BUSINESS WIRE--The Moffitt Cancer Center today said findings from a clinical trial presented at the American Society of Clinical Oncology (ASCO) meeting evaluating REVLIMID (lenalidomide) as a monotherapy is both effective and well-tolerated in patients who have been previously treated for multiple myeloma with two or more therapies.

In the study, 26% of relapsed refractory multiple myeloma patients treated with REVLIMID as a single achieved an overall response, either complete or partial remission, and 66% of patients experienced stable disease. The median overall survival was 1.9 years with 41% of patients alive after three years. Prior to this innovative therapy the median overall survival was less than a year. Additionally, the duration of response was 13 months.

“REVLIMID is a novel, oral, targeted immune modulator cancer therapy with impressive clinical data in both newly diagnosed and previously treated multiple myeloma that shows REVLIMID can provide durable, long-lasting results for patients,” said Dr. Mohamad Hussein, Head Multiple Myeloma Section, Moffitt Cancer Center. “This study demonstrates that REVLIMID is effective in treating patients in which other therapies have failed without complimentary steroids or chemotherapy that can potentially cause serious side effects helping patients to live longer with a better quality of life.”
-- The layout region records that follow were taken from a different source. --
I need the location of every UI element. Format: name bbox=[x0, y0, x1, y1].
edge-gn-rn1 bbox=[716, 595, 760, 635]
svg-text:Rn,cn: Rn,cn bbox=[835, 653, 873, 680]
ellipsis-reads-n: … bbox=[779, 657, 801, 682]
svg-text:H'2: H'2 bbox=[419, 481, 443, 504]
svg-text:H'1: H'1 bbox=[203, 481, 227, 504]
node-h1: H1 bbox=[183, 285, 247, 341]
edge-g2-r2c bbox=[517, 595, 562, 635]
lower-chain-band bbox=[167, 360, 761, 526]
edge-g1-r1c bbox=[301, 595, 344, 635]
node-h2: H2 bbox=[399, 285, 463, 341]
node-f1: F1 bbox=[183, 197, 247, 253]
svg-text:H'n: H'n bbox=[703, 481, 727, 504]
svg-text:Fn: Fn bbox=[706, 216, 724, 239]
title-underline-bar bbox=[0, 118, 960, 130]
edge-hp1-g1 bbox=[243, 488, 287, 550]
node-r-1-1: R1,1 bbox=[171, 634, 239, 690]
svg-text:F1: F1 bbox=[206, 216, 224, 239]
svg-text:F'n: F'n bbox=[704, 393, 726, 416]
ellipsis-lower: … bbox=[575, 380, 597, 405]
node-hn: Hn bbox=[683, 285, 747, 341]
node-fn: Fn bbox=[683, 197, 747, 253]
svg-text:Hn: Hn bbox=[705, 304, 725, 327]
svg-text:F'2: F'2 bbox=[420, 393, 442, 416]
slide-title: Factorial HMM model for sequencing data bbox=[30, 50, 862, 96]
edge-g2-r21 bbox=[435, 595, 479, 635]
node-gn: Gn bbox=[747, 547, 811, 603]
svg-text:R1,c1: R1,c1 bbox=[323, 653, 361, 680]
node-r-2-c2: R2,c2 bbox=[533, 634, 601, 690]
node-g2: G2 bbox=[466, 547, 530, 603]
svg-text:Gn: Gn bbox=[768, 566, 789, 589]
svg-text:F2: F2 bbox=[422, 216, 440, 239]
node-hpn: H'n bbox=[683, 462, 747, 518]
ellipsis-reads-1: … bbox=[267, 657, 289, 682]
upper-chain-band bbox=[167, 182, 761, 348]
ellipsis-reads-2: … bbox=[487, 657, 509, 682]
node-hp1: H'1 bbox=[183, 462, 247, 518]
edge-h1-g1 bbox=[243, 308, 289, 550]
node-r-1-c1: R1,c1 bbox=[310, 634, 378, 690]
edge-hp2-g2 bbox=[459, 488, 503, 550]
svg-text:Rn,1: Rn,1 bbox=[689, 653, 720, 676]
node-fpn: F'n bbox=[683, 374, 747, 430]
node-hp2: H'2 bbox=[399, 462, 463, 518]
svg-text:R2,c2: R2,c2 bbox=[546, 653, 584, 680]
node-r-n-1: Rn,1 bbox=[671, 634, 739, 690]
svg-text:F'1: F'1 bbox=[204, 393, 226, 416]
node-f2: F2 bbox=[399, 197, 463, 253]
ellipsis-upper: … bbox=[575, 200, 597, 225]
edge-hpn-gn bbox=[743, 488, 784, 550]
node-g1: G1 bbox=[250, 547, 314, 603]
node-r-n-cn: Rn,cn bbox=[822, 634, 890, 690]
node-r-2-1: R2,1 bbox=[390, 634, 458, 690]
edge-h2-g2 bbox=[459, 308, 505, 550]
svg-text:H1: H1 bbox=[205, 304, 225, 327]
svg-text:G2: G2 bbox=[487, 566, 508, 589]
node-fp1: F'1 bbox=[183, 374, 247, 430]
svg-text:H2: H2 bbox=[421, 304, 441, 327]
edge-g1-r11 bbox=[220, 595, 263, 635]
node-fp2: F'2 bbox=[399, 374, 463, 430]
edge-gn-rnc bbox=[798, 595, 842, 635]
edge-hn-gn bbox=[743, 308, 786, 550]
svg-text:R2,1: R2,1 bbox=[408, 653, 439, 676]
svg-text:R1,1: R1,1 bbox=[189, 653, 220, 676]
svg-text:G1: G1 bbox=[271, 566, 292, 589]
Multiple myeloma is a cancer of one of the immune cells that affects production of red cells, white cells and platelets. It is the second most prevalent and fastest growing of the blood cancers, affecting an estimated 750,000 people worldwide and 60,000 patients in the U.S.

REVLIMID is the newest of what are called immune modulators which have changed the outlook for patients with multiple myeloma and enable doctors to treat the previously incurable cancer as a chronic, manageable condition. It is an oral drug that can be taken at home and doesn’t have some of the difficult side effects associated with traditional chemotherapy because it targets the cancer cells directly along with the factors that support their growth.